Maidstone crown court
Maidstone crown court

by Annette Wilson

A redundant Jaguar Land Rover employee turned to drug smuggling to raise money for his daughter's christening, a court heard.

Peter Jones, 38, of Acuba Road, Liverpool was stopped at Dover eastern docks on March 4 driving a hired van. He told customs he'd come back from Holland with a full industrial oil filler but when officers examined the filler, the motor and switches on the top of the machine were dummies and inside was another container with 74.8kg of power of which 3.44kg was pure amphetamine.

Jones said he'd been approached by a stranger in a pub asking if he would take an empty filler to Holland and return with a full one for £500.

Jones, with another man who was later released by customs, drove to Rotterdam where the van was left unattended for a while then drove back.

He had been given £700 for expenses but never received his £500 payment.

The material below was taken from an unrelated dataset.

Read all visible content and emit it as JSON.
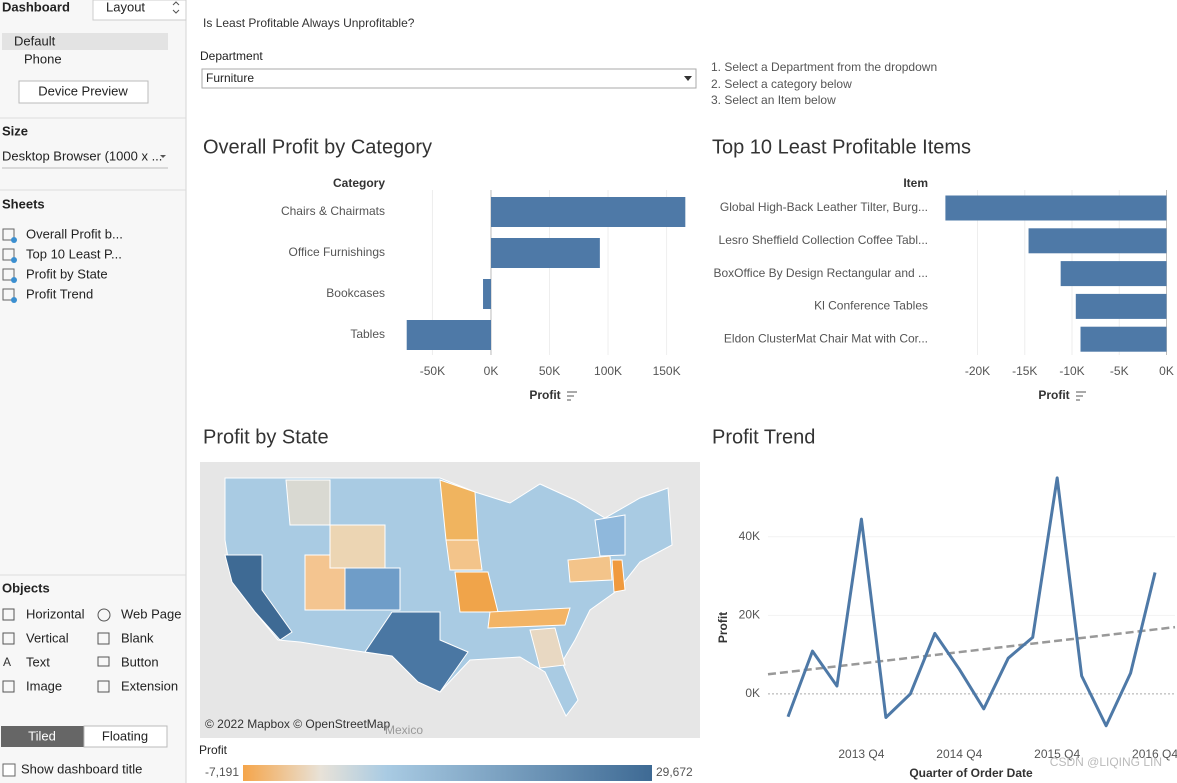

Peter Alcock, for Jones, said it was a tragedy for Jones and his family who were extremely supportive. He had been made redundant from Jaguar Land Rover and was trying to get money together for his daughter's christening.

Jailing Jones for 12 months, less 152 days already served, Judge Nigel van der Bijl said it was a deliberate attempt to bring amphetamine into the UK which had it found its way onto the streets of Liverpool would have caused enormous damage to young people and through them to families and also to people in the community, "And you knew perfectly well what you were doing.

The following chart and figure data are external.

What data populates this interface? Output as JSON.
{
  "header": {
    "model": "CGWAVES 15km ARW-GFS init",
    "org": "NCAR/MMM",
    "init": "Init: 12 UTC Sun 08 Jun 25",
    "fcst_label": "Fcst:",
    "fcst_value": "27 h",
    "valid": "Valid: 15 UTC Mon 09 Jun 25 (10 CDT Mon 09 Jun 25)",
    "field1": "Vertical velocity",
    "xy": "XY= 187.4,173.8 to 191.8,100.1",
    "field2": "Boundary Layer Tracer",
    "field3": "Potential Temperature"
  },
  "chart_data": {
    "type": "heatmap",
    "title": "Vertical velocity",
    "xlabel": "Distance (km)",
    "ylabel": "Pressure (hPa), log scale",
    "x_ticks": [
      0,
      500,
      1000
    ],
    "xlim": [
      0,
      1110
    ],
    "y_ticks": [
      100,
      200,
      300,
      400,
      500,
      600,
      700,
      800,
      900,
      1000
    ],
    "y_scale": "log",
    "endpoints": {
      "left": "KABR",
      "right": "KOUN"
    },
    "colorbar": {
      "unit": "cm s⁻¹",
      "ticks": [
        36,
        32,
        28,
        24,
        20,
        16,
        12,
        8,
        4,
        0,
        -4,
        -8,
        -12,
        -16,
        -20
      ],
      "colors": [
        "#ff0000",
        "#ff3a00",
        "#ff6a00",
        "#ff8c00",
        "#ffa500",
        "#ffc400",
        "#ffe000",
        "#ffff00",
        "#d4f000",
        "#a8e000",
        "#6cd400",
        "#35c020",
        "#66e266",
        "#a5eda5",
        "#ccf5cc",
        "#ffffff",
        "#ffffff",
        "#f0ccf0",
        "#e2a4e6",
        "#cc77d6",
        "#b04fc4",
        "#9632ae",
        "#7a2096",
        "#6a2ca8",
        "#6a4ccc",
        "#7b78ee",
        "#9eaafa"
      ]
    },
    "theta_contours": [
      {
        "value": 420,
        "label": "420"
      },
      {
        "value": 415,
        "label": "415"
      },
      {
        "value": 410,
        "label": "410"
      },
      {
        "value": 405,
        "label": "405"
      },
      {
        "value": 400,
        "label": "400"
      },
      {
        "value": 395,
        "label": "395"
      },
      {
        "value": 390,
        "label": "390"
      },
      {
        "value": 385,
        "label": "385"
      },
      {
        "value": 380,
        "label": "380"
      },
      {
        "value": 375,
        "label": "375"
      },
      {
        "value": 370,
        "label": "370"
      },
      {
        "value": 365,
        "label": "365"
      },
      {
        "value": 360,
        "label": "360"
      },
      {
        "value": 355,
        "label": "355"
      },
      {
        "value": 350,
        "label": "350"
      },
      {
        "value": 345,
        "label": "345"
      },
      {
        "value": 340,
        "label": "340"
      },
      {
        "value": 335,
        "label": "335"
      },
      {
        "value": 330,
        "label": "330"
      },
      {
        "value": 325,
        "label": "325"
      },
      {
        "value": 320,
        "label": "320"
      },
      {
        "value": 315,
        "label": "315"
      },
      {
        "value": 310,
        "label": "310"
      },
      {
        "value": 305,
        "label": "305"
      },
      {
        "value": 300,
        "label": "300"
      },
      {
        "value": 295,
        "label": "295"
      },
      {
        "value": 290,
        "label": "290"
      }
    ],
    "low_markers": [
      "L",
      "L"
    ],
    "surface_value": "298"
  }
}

"On the other hand you have pleaded guilty and are effectively of good character and I take into account what's said about your contract terminated by Jaguar because of the recent climate. There are some people who benefitted a great deal from the system that was run before the collapse and some people now of course who weren't anything to do with it who are the sufferers of that and you seem to be one of those. So taking that into account I'm going keep the sentence as short as I can consistent with my public duty, perhaps even shorter than that," said Judge van der Bijl.